Nous considérons a priori que cette tâche nous permettra d’obtenir une quantité de discours suffisante pour mener à bien notre recherche, étant donné que les souvenirs anciens sont relativement bien préservés, du moins en début d’évolution, dans la maladie d’Alzheimer (Giffard et al., 2001, Irish et al., 2011, Piolino et al., 2003). Comme les patients MA sont sensibles à la valence émotionnelle et comme plus la charge affective est importante plus elle laissera des traces (Collette et al., 2008), nous avons choisi d’éliciter le discours des sujets à partir d’un thème fortement chargé émotionnellement (i.e. évocation de souvenirs personnels agréables/ désagréables). Selon Marquis et al. (1998) « la charge émotionnelle peut créer une impulsion de résurgence du langage oral » (p. 9).

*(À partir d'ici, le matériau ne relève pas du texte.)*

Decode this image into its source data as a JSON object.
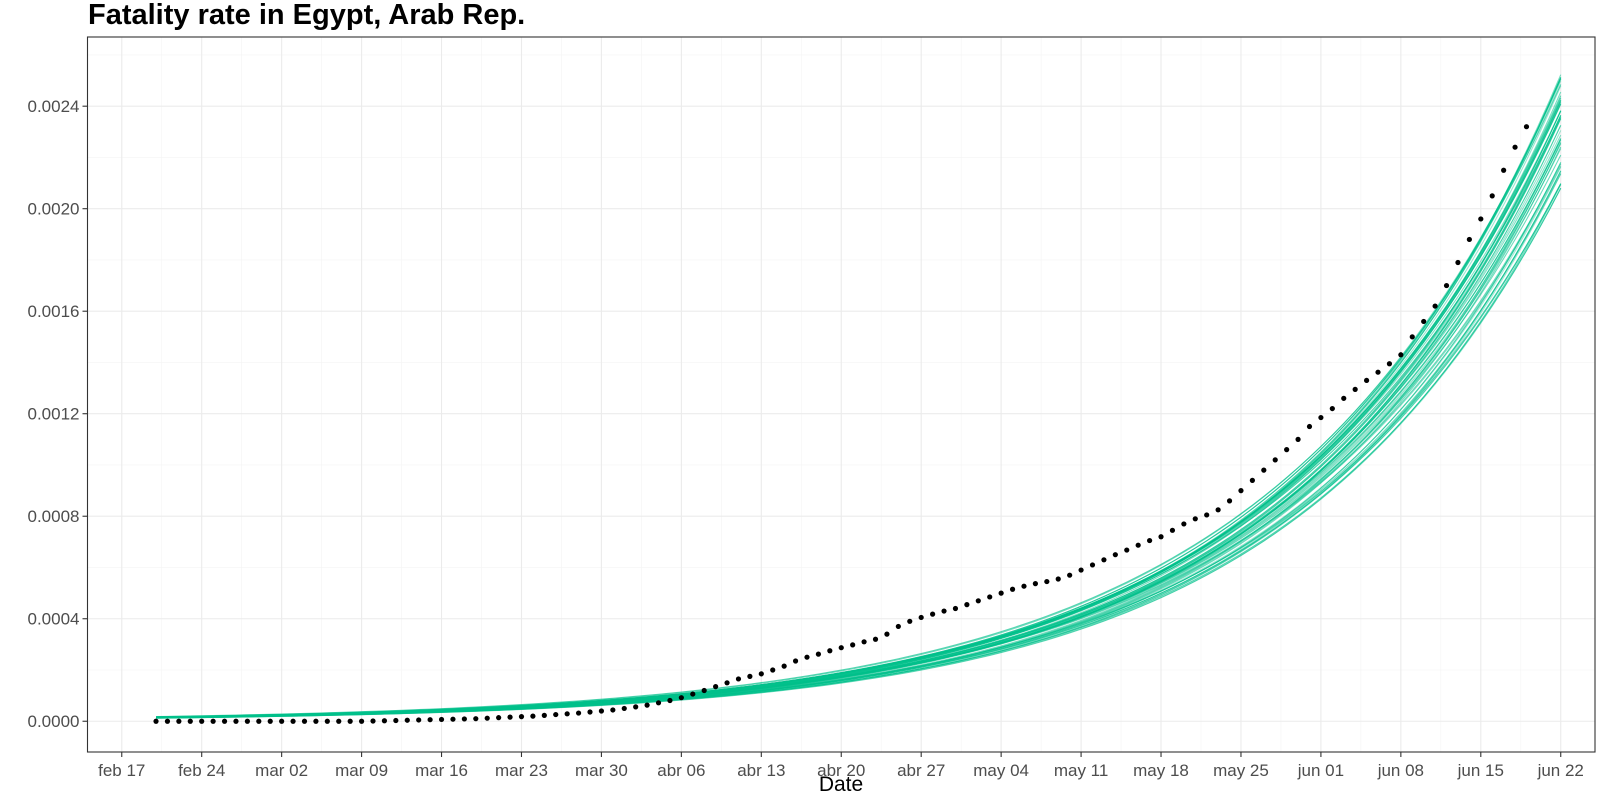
{
  "chart_data": {
    "type": "line",
    "title": "Fatality rate in  Egypt, Arab Rep.",
    "xlabel": "Date",
    "ylabel": "",
    "x_type": "date",
    "xlim": [
      "2020-02-14",
      "2020-06-25"
    ],
    "ylim": [
      -0.00012,
      0.00267
    ],
    "x_ticks": [
      {
        "date": "2020-02-17",
        "label": "feb 17"
      },
      {
        "date": "2020-02-24",
        "label": "feb 24"
      },
      {
        "date": "2020-03-02",
        "label": "mar 02"
      },
      {
        "date": "2020-03-09",
        "label": "mar 09"
      },
      {
        "date": "2020-03-16",
        "label": "mar 16"
      },
      {
        "date": "2020-03-23",
        "label": "mar 23"
      },
      {
        "date": "2020-03-30",
        "label": "mar 30"
      },
      {
        "date": "2020-04-06",
        "label": "abr 06"
      },
      {
        "date": "2020-04-13",
        "label": "abr 13"
      },
      {
        "date": "2020-04-20",
        "label": "abr 20"
      },
      {
        "date": "2020-04-27",
        "label": "abr 27"
      },
      {
        "date": "2020-05-04",
        "label": "may 04"
      },
      {
        "date": "2020-05-11",
        "label": "may 11"
      },
      {
        "date": "2020-05-18",
        "label": "may 18"
      },
      {
        "date": "2020-05-25",
        "label": "may 25"
      },
      {
        "date": "2020-06-01",
        "label": "jun 01"
      },
      {
        "date": "2020-06-08",
        "label": "jun 08"
      },
      {
        "date": "2020-06-15",
        "label": "jun 15"
      },
      {
        "date": "2020-06-22",
        "label": "jun 22"
      }
    ],
    "y_ticks": [
      {
        "value": 0.0,
        "label": "0.0000"
      },
      {
        "value": 0.0004,
        "label": "0.0004"
      },
      {
        "value": 0.0008,
        "label": "0.0008"
      },
      {
        "value": 0.0012,
        "label": "0.0012"
      },
      {
        "value": 0.0016,
        "label": "0.0016"
      },
      {
        "value": 0.002,
        "label": "0.0020"
      },
      {
        "value": 0.0024,
        "label": "0.0024"
      }
    ],
    "grid": true,
    "legend": "none",
    "observed": {
      "color": "#000000",
      "start_date": "2020-02-20",
      "values": [
        0.0,
        0.0,
        0.0,
        0.0,
        0.0,
        0.0,
        0.0,
        0.0,
        0.0,
        0.0,
        0.0,
        0.0,
        0.0,
        0.0,
        0.0,
        0.0,
        0.0,
        0.0,
        0.0,
        1e-06,
        2e-06,
        3e-06,
        4e-06,
        5e-06,
        6e-06,
        7e-06,
        8e-06,
        9e-06,
        1e-05,
        1.2e-05,
        1.4e-05,
        1.6e-05,
        1.8e-05,
        2e-05,
        2.3e-05,
        2.6e-05,
        2.9e-05,
        3.2e-05,
        3.6e-05,
        4e-05,
        4.4e-05,
        5e-05,
        5.6e-05,
        6.3e-05,
        7.2e-05,
        8.1e-05,
        9.2e-05,
        0.000106,
        0.00012,
        0.000135,
        0.00015,
        0.000165,
        0.000175,
        0.000185,
        0.0002,
        0.000215,
        0.000235,
        0.00025,
        0.000262,
        0.000275,
        0.000287,
        0.000298,
        0.00031,
        0.00032,
        0.00034,
        0.00037,
        0.00039,
        0.000405,
        0.000418,
        0.00043,
        0.00044,
        0.000455,
        0.00047,
        0.000485,
        0.0005,
        0.000515,
        0.000527,
        0.000537,
        0.000545,
        0.000555,
        0.00057,
        0.00059,
        0.00061,
        0.00063,
        0.00065,
        0.000668,
        0.000687,
        0.000705,
        0.00072,
        0.000745,
        0.00077,
        0.00079,
        0.000805,
        0.000825,
        0.00086,
        0.0009,
        0.00094,
        0.00098,
        0.00102,
        0.00106,
        0.0011,
        0.00115,
        0.001185,
        0.00122,
        0.00126,
        0.001295,
        0.00133,
        0.001362,
        0.001395,
        0.00143,
        0.0015,
        0.00156,
        0.00162,
        0.0017,
        0.00179,
        0.00188,
        0.00196,
        0.00205,
        0.00215,
        0.00224,
        0.00232
      ]
    },
    "simulations": {
      "color": "#00c08b",
      "count": 50,
      "start_date": "2020-02-20",
      "end_date": "2020-06-22",
      "end_value_min": 0.00208,
      "end_value_max": 0.00253,
      "model": "A * exp(k * days_since_start)",
      "k_min": 0.04,
      "k_max": 0.042
    }
  }
}
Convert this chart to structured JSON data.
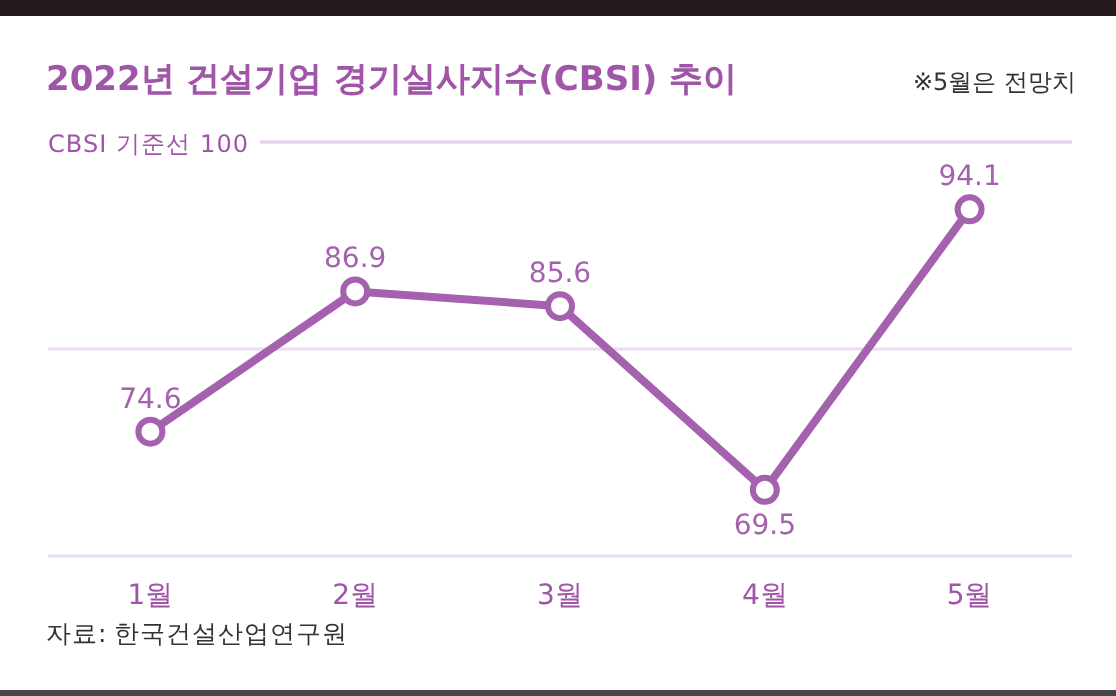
{
  "chart_data": {
    "type": "line",
    "title": "2022년 건설기업 경기실사지수(CBSI) 추이",
    "categories": [
      "1월",
      "2월",
      "3월",
      "4월",
      "5월"
    ],
    "series": [
      {
        "color": "#a461ad",
        "values": [
          74.6,
          86.9,
          85.6,
          69.5,
          94.1
        ]
      }
    ],
    "ylim": [
      63.7,
      100
    ],
    "yticks": [
      {
        "value": 63.7,
        "label": null
      },
      {
        "value": 81.85,
        "label": null
      },
      {
        "value": 100,
        "label": null
      }
    ],
    "grid": "y",
    "marker": "circle",
    "data_labels": true,
    "tick_labels": "x",
    "ref_lines": [
      {
        "axis": "y",
        "value": 100,
        "label": "CBSI 기준선 100",
        "color": "#e6d3ea"
      }
    ],
    "annotations": [
      "※5월은 전망치",
      "자료: 한국건설산업연구원"
    ]
  }
}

Lorsque la psycholinguistique s’est développée, les aspects de production du langage ont été peu étudiés avec seulement 5% de publications sur ce thème (Levelt, 1994). Ceci est probablement dû aux difficultés rencontrées pour obtenir des données comparables. En effet, la durée du discours, le maintien du ou des thèmes proposés et le genre discursif sont autant de facteurs confondants. Aujourd’hui, le raffinement des méthodes d’analyse et l’avancée des technologies modernes (notamment l’existence d’outils de Traitement Automatique du Langage Naturel), permettent d’aller plus loin dans la description.